Supervisor Don Knabe tried to bolster Ploehn’s assertion that there was no intent to hide information or mislead the public.
“There is this notion that is being perpetrated by the media that the county has been non-responsive” to demands for information,” Knabe said. “In your review, did you find any reason to believe that there has been reluctance on the part of the county to release information on child welfare cases within the guidelines of the law?” he asked Gennaco.
“I found no intent not to release information should have been released,” Gennaco said.
Yaroslavsky asked Gennaco to qualify his response.
“I don’t think that you have all the information that you’re going to have going forward,” the supervisor said. “There are some reasons to believe that this is not just an accidental disconnect [where] the left hand didn’t know what the right hand was doing.”
It seems likely that most of the cases at issue will ultimately be deemed to be SB 39 cases, based on Gennaco’s comments. Unless several years had passed between an act of abuse and the child’s death and the death itself was obviously accidental, like a “child was struck by lightning,” the attorney seemed to say the death would be deemed to be the result of the earlier abuse.

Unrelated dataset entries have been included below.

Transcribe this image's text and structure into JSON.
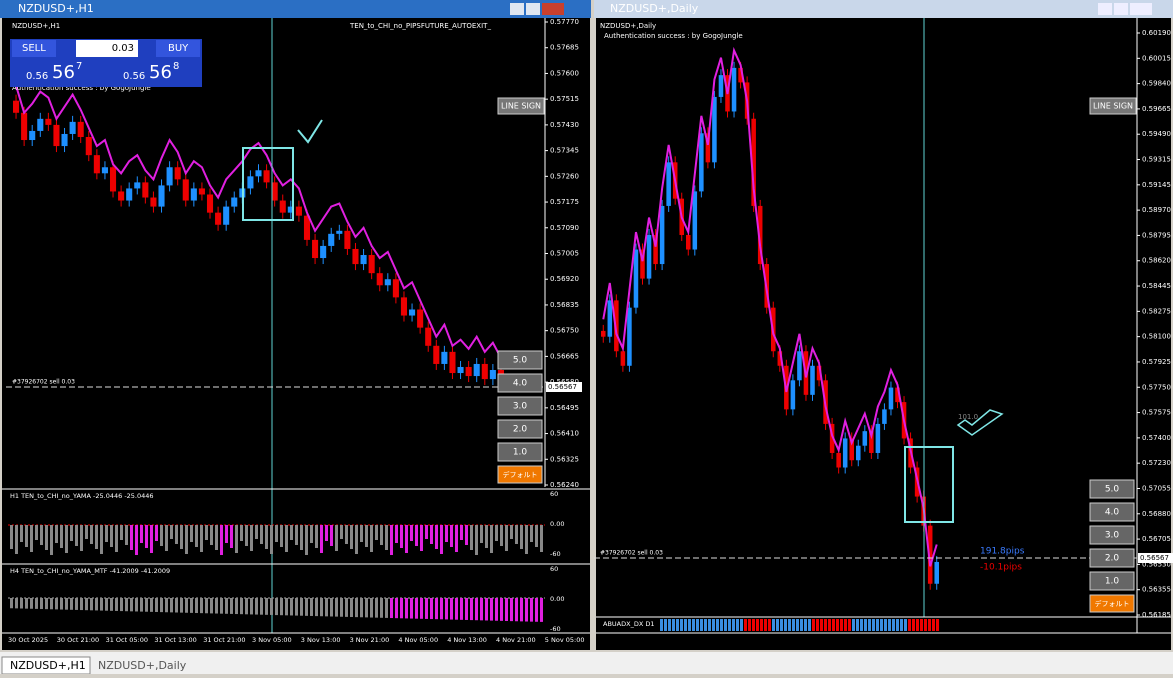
{
  "left": {
    "window_title": "NZDUSD+,H1",
    "chart_label": "NZDUSD+,H1",
    "ea_name": "TEN_to_CHI_no_PIPSFUTURE_AUTOEXIT_",
    "trade_panel": {
      "sell": "SELL",
      "lot": "0.03",
      "buy": "BUY",
      "bid_big": "0.56",
      "bid_mid": "56",
      "bid_small": "7",
      "ask_big": "0.56",
      "ask_mid": "56",
      "ask_small": "8"
    },
    "auth": "Authentication success : by GogoJungle",
    "line_sign": "LINE SIGN",
    "buttons": [
      "5.0",
      "4.0",
      "3.0",
      "2.0",
      "1.0",
      "デフォルト"
    ],
    "order_label": "#37926702 sell 0.03",
    "current_price": "0.56567",
    "price_labels": [
      "0.57770",
      "0.57685",
      "0.57600",
      "0.57515",
      "0.57430",
      "0.57345",
      "0.57260",
      "0.57175",
      "0.57090",
      "0.57005",
      "0.56920",
      "0.56835",
      "0.56750",
      "0.56665",
      "0.56580",
      "0.56495",
      "0.56410",
      "0.56325",
      "0.56240"
    ],
    "closes": [
      0.5747,
      0.5738,
      0.5741,
      0.5745,
      0.5743,
      0.5736,
      0.574,
      0.5744,
      0.5739,
      0.5733,
      0.5727,
      0.5729,
      0.5721,
      0.5718,
      0.5722,
      0.5724,
      0.5719,
      0.5716,
      0.5723,
      0.5729,
      0.5725,
      0.5718,
      0.5722,
      0.572,
      0.5714,
      0.571,
      0.5716,
      0.5719,
      0.5722,
      0.5726,
      0.5728,
      0.5724,
      0.5718,
      0.5714,
      0.5716,
      0.5713,
      0.5705,
      0.5699,
      0.5703,
      0.5707,
      0.5708,
      0.5702,
      0.5697,
      0.57,
      0.5694,
      0.569,
      0.5692,
      0.5686,
      0.568,
      0.5682,
      0.5676,
      0.567,
      0.5664,
      0.5668,
      0.5661,
      0.5663,
      0.566,
      0.5664,
      0.5659,
      0.5662,
      0.5657
    ],
    "ind1_label": "H1  TEN_to_CHI_no_YAMA -25.0446 -25.0446",
    "ind1_scale": [
      "60",
      "0.00",
      "-60"
    ],
    "ind2_label": "H4  TEN_to_CHI_no_YAMA_MTF -41.2009 -41.2009",
    "ind2_scale": [
      "60",
      "0.00",
      "-60"
    ],
    "time_labels": [
      "30 Oct 2025",
      "30 Oct 21:00",
      "31 Oct 05:00",
      "31 Oct 13:00",
      "31 Oct 21:00",
      "3 Nov 05:00",
      "3 Nov 13:00",
      "3 Nov 21:00",
      "4 Nov 05:00",
      "4 Nov 13:00",
      "4 Nov 21:00",
      "5 Nov 05:00"
    ]
  },
  "right": {
    "window_title": "NZDUSD+,Daily",
    "chart_label": "NZDUSD+,Daily",
    "auth": "Authentication success : by GogoJungle",
    "line_sign": "LINE SIGN",
    "buttons": [
      "5.0",
      "4.0",
      "3.0",
      "2.0",
      "1.0",
      "デフォルト"
    ],
    "order_label": "#37926702 sell 0.03",
    "current_price": "0.56567",
    "pips_up": "191.8pips",
    "pips_down": "-10.1pips",
    "level_label": "101.0",
    "adx_label": "ABUADX_DX D1",
    "price_labels": [
      "0.60190",
      "0.60015",
      "0.59840",
      "0.59665",
      "0.59490",
      "0.59315",
      "0.59145",
      "0.58970",
      "0.58795",
      "0.58620",
      "0.58445",
      "0.58275",
      "0.58100",
      "0.57925",
      "0.57750",
      "0.57575",
      "0.57400",
      "0.57230",
      "0.57055",
      "0.56880",
      "0.56705",
      "0.56530",
      "0.56355",
      "0.56185"
    ],
    "closes": [
      0.581,
      0.5835,
      0.58,
      0.579,
      0.583,
      0.587,
      0.585,
      0.588,
      0.586,
      0.59,
      0.593,
      0.5905,
      0.588,
      0.587,
      0.591,
      0.595,
      0.593,
      0.5975,
      0.599,
      0.5965,
      0.5995,
      0.5985,
      0.596,
      0.59,
      0.586,
      0.583,
      0.58,
      0.579,
      0.576,
      0.578,
      0.58,
      0.577,
      0.579,
      0.578,
      0.575,
      0.573,
      0.572,
      0.574,
      0.5725,
      0.5735,
      0.5745,
      0.573,
      0.575,
      0.576,
      0.5775,
      0.5765,
      0.574,
      0.572,
      0.57,
      0.568,
      0.564,
      0.5655
    ]
  },
  "tabs": [
    "NZDUSD+,H1",
    "NZDUSD+,Daily"
  ]
}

Supervisor Gloria Molina said that many abused children are later returned to their parents. She said a child who was abused at age 3 or 6 and is “now 17 and killed by a gang member” would be the sort of apparently rare case that would not be deemed to be an SB 39 case and subject to public disclosure.

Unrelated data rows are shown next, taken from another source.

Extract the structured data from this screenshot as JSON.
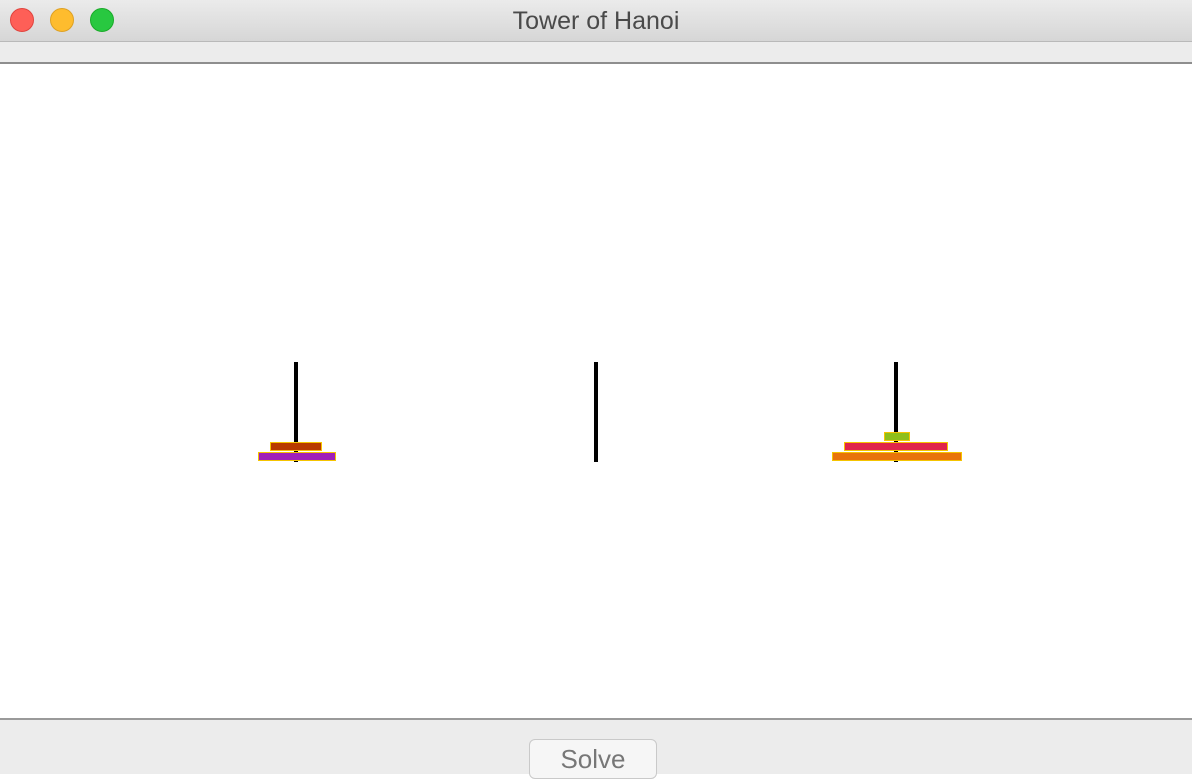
{
  "window": {
    "title": "Tower of Hanoi"
  },
  "controls": {
    "solve_label": "Solve"
  },
  "game": {
    "peg_count": 3,
    "pegs": [
      {
        "name": "left",
        "disks_bottom_to_top": [
          {
            "size_rank": 3,
            "color": "#a01fb8"
          },
          {
            "size_rank": 2,
            "color": "#b83a00"
          }
        ]
      },
      {
        "name": "middle",
        "disks_bottom_to_top": []
      },
      {
        "name": "right",
        "disks_bottom_to_top": [
          {
            "size_rank": 6,
            "color": "#e8730a"
          },
          {
            "size_rank": 5,
            "color": "#e0244a"
          },
          {
            "size_rank": 1,
            "color": "#8fbf1a"
          }
        ]
      }
    ],
    "disk_border_color": "#f5c400",
    "peg_color": "#000000"
  }
}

Supervisor Don Knabe disagreed with the plan to reconsider past cases.
“I do not agree that we need to go back and revisit all of these cases,” Knabe said, adding it would be unfair to drag families through that process.
Also at issue are blanket holds placed on information by law enforcement officers.
The Office of Independent Review report said the practice led to the “virtual paralysis of the statute’s intent.” In the report, Gennaco recommended that the Department of Children and Family Services personnel and law enforcement work together to “develop a more tailored and precise approach” to withholding information that is relevant to criminal investigations.
Board members expressed concern over discussing the issue without disclosing something that should be kept private.
“It will be so much easier if you can have this conversation in closed session rather than in public,” County Counsel Andrea Ordin said.
One of her concerns seemed to be a pending lawsuit against the county in the case of Jorge Tarin, though she took care not to name names.
Jorge, 11, hanged himself just hours after a social worker visited his home to interview the boy and assess his threats of suicide.
Jorge’s death was not classified as the result of abuse or neglect, according to Yaroslavsky, although the Los Angeles Times reported that the boy had previously been removed from his mother’s custody, and his stepfather was legally barred from the home based on a history of drug abuse and domestic violence.
Jorge told a school counselor that his mother beat him with a hanger and a shoe while his stepfather held him down, the newspaper reported, citing a reference to county records.
The Times has published a series of investigative reports on deaths, like Jorge’s, linked to the Department of Children and Family Services and made a number of requests for additional information to the county.
It seems likely that more information will be forthcoming if prior cases are reclassified.
However, the question of how many cases are involved became less clear as the day went on.
During his presentation, Gennaco seemed to indicate that the 60 cases subject to review were in addition to 38 child fatalities publicly reported by the department. Later in the day, county officials said the 38 reported cases might overlap with the 60 under review, but could not provide a reliable estimate of the overall pool of cases subject to reclassification.
Based on a late-breaking proposal by Supervisor Mark Ridley-Thomas, the board directed the Department of Children and Family Services, together with county investigators, counsel and executive office staffers, to return to the board within 30 days with a plan for implementing the recommendations and a process for managing disclosure of information.